There is no application which only has an UI, of course a lot of sub components are single threaded, but even the simplest of applications use more threads.
In practice, most code is multithreaded.
But in practice, most code is
single-thread bound, due to Ahmdal's law. Which means the code gets faster when you get +Single thread performance. +Multithread performance is minimized due to the nature of Ahmdal's law.
There are exceptions: 3d Modeling renders are closer to Gustafson's law. That is: people aren't primarily interested in rendering times per se. A 3d Render is "set" at 8-hours or ~72 hours per frame (in the case of Marvel / Pixar movies), which is the largest practical time for their workflow. What 3d modelers want is a
better image at the end of those 72 hours, which follows Gustafson's law (you can do more work / more detailed modeling in the same timeframe).
Video games are often multithread-programmed but single-thread bound on the physics thread. AI, Sound, even graphical effects can all complete nearly immediately. But the physics rendering (collision detection. Bullet detection, object-per-object updates) takes the most time, and is often only written in a single thread for maximum consistency. (It is hard to make a multiplayer game all update their physics simultaneously unless you're all doing it in a single-thread in a well defined order and well-defined floating-point rounding)
------
Same game at higher FPS: Ahmdal's law and single-thread bound.

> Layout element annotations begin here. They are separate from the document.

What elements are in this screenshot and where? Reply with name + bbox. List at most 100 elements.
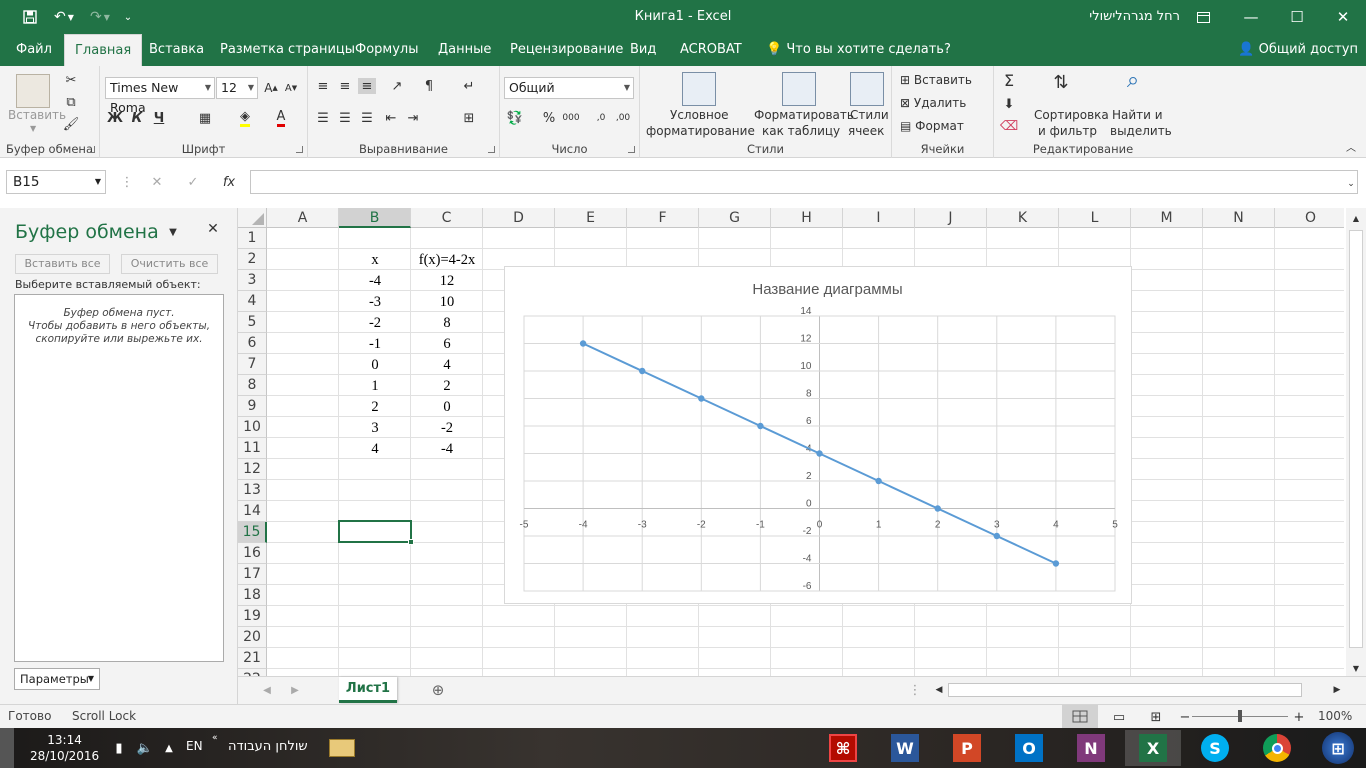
cell-c6[interactable]: 6 — [411, 334, 483, 355]
format-as-table-icon[interactable] — [782, 72, 816, 106]
ribbon-display-icon[interactable] — [1180, 0, 1226, 34]
find-select-label-1[interactable]: Найти и — [1112, 108, 1163, 122]
zoom-in-icon[interactable]: + — [1290, 709, 1308, 725]
tab-acrobat[interactable]: ACROBAT — [670, 34, 752, 66]
format-as-table-label-1[interactable]: Форматировать — [754, 108, 854, 122]
tab-view[interactable]: Вид — [620, 34, 666, 66]
row-header-4[interactable]: 4 — [238, 291, 267, 312]
zoom-level[interactable]: 100% — [1318, 709, 1352, 723]
clear-icon[interactable]: ⌫ — [1000, 118, 1018, 134]
insert-function-icon[interactable]: fx — [220, 174, 238, 190]
alignment-launcher-icon[interactable] — [488, 146, 495, 153]
cell-styles-icon[interactable] — [850, 72, 884, 106]
prev-sheet-icon[interactable]: ◀ — [258, 682, 276, 698]
decrease-decimal-icon[interactable]: ,00 — [614, 110, 632, 126]
font-size-combo[interactable]: 12 ▼ — [216, 77, 258, 99]
tab-formulas[interactable]: Формулы — [345, 34, 428, 66]
borders-icon[interactable]: ▦ — [196, 110, 214, 126]
collapse-ribbon-icon[interactable]: ︿ — [1342, 138, 1360, 154]
paste-all-button[interactable]: Вставить все — [15, 254, 110, 274]
cell-b5[interactable]: -2 — [339, 313, 411, 334]
column-header-f[interactable]: F — [627, 208, 699, 228]
taskbar-app-outlook[interactable]: O — [1001, 730, 1057, 766]
formula-input[interactable] — [250, 170, 1358, 194]
decrease-indent-icon[interactable]: ⇤ — [382, 110, 400, 126]
find-select-icon[interactable]: ⌕ — [1124, 68, 1142, 93]
cell-b6[interactable]: -1 — [339, 334, 411, 355]
increase-decimal-icon[interactable]: ,0 — [592, 110, 610, 126]
vertical-scrollbar[interactable]: ▲ ▼ — [1346, 208, 1366, 676]
paste-icon[interactable] — [16, 74, 50, 108]
cell-b8[interactable]: 1 — [339, 376, 411, 397]
conditional-formatting-label-2[interactable]: форматирование — [646, 124, 755, 138]
row-header-9[interactable]: 9 — [238, 396, 267, 417]
paste-button[interactable]: Вставить — [8, 108, 66, 122]
cell-b9[interactable]: 2 — [339, 397, 411, 418]
clock[interactable]: 13:14 28/10/2016 — [30, 732, 99, 764]
minimize-button[interactable]: — — [1228, 0, 1274, 34]
copy-icon[interactable]: ⧉ — [62, 94, 80, 110]
vertical-scroll-thumb[interactable] — [1349, 230, 1363, 648]
scroll-right-icon[interactable]: ▶ — [1328, 682, 1346, 698]
select-all-button[interactable] — [238, 208, 267, 228]
align-bottom-icon[interactable]: ≡ — [358, 78, 376, 94]
network-icon[interactable]: ▮ — [110, 740, 128, 756]
column-header-b[interactable]: B — [339, 208, 411, 228]
clipboard-launcher-icon[interactable] — [88, 146, 95, 153]
tab-data[interactable]: Данные — [428, 34, 501, 66]
cell-b10[interactable]: 3 — [339, 418, 411, 439]
column-header-i[interactable]: I — [843, 208, 915, 228]
cell-b7[interactable]: 0 — [339, 355, 411, 376]
comma-style-icon[interactable]: 000 — [562, 110, 580, 126]
cut-icon[interactable]: ✂ — [62, 72, 80, 88]
column-header-a[interactable]: A — [267, 208, 339, 228]
conditional-formatting-label-1[interactable]: Условное — [670, 108, 729, 122]
row-header-16[interactable]: 16 — [238, 543, 267, 564]
cancel-icon[interactable]: ✕ — [148, 174, 166, 190]
sort-filter-label-2[interactable]: и фильтр — [1038, 124, 1097, 138]
cell-c10[interactable]: -2 — [411, 418, 483, 439]
tab-review[interactable]: Рецензирование — [500, 34, 633, 66]
font-color-icon[interactable]: A — [272, 109, 290, 127]
autosum-icon[interactable]: Σ — [1000, 71, 1018, 90]
align-middle-icon[interactable]: ≡ — [336, 78, 354, 94]
show-desktop-button[interactable] — [0, 728, 14, 768]
selected-cell-b15[interactable] — [338, 520, 414, 545]
pane-options-icon[interactable]: ▼ — [164, 224, 182, 240]
fill-handle[interactable] — [408, 539, 414, 545]
merge-center-icon[interactable]: ⊞ — [460, 110, 478, 126]
format-painter-icon[interactable]: 🖌 — [62, 116, 80, 132]
start-button[interactable]: ⊞ — [1310, 730, 1366, 766]
tab-split-icon[interactable]: ⋮ — [906, 682, 924, 698]
orientation-icon[interactable]: ↗ — [388, 78, 406, 94]
desktop-toolbar-chevron-icon[interactable]: « — [212, 733, 218, 743]
column-header-g[interactable]: G — [699, 208, 771, 228]
scroll-left-icon[interactable]: ◀ — [930, 682, 948, 698]
taskbar-app-chrome[interactable] — [1249, 730, 1305, 766]
currency-icon[interactable]: 💱 — [506, 110, 524, 126]
row-header-10[interactable]: 10 — [238, 417, 267, 438]
row-header-22[interactable]: 22 — [238, 669, 267, 676]
align-top-icon[interactable]: ≡ — [314, 78, 332, 94]
tab-page-layout[interactable]: Разметка страницы — [210, 34, 365, 66]
sort-filter-label-1[interactable]: Сортировка — [1034, 108, 1109, 122]
row-header-6[interactable]: 6 — [238, 333, 267, 354]
decrease-font-icon[interactable]: A ▼ — [282, 80, 300, 96]
align-right-icon[interactable]: ☰ — [358, 110, 376, 126]
row-header-11[interactable]: 11 — [238, 438, 267, 459]
cell-styles-label-1[interactable]: Стили — [850, 108, 889, 122]
desktop-toolbar-label[interactable]: שולחן העבודה — [228, 739, 308, 754]
column-header-k[interactable]: K — [987, 208, 1059, 228]
row-header-19[interactable]: 19 — [238, 606, 267, 627]
align-left-icon[interactable]: ☰ — [314, 110, 332, 126]
name-box[interactable]: B15 ▼ — [6, 170, 106, 194]
page-break-view-icon[interactable]: ⊞ — [1147, 709, 1165, 725]
tab-home[interactable]: Главная — [64, 34, 143, 66]
column-header-e[interactable]: E — [555, 208, 627, 228]
scroll-down-icon[interactable]: ▼ — [1347, 660, 1365, 676]
tab-file[interactable]: Файл — [6, 34, 62, 66]
taskbar-app-excel[interactable]: X — [1125, 730, 1181, 766]
cell-c3[interactable]: 12 — [411, 271, 483, 292]
tray-expand-icon[interactable]: ▲ — [160, 740, 178, 756]
taskbar-app-acrobat[interactable]: ⌘ — [815, 730, 871, 766]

Different game with more effects at the same FPS: Gustafson's law, probably can take advantage of multicore more.
Two different programming styles, two different results. It depends on the game engine, the game programming team and their philosophy with regards to high-performance programming.
RISC is if anything more prone to pipeline stalls, which is actually the reason for Power having 4-way and 8-way SMT.
POWER9 has pipeline stalls because it was designed with lol 2-latency on XOR and Add instructions.
The other "RISC" processors (and I hate that word...): ARM / RISC-V, do not suffer from this behavior. I think IBM intended for POWER9 to be a 4-way or 8-way SMT from the start. When you consider that most business class code (ie: databases) are sitting around waiting for cache-stalls, it makes sense to go higher SMT and higher-latency cores.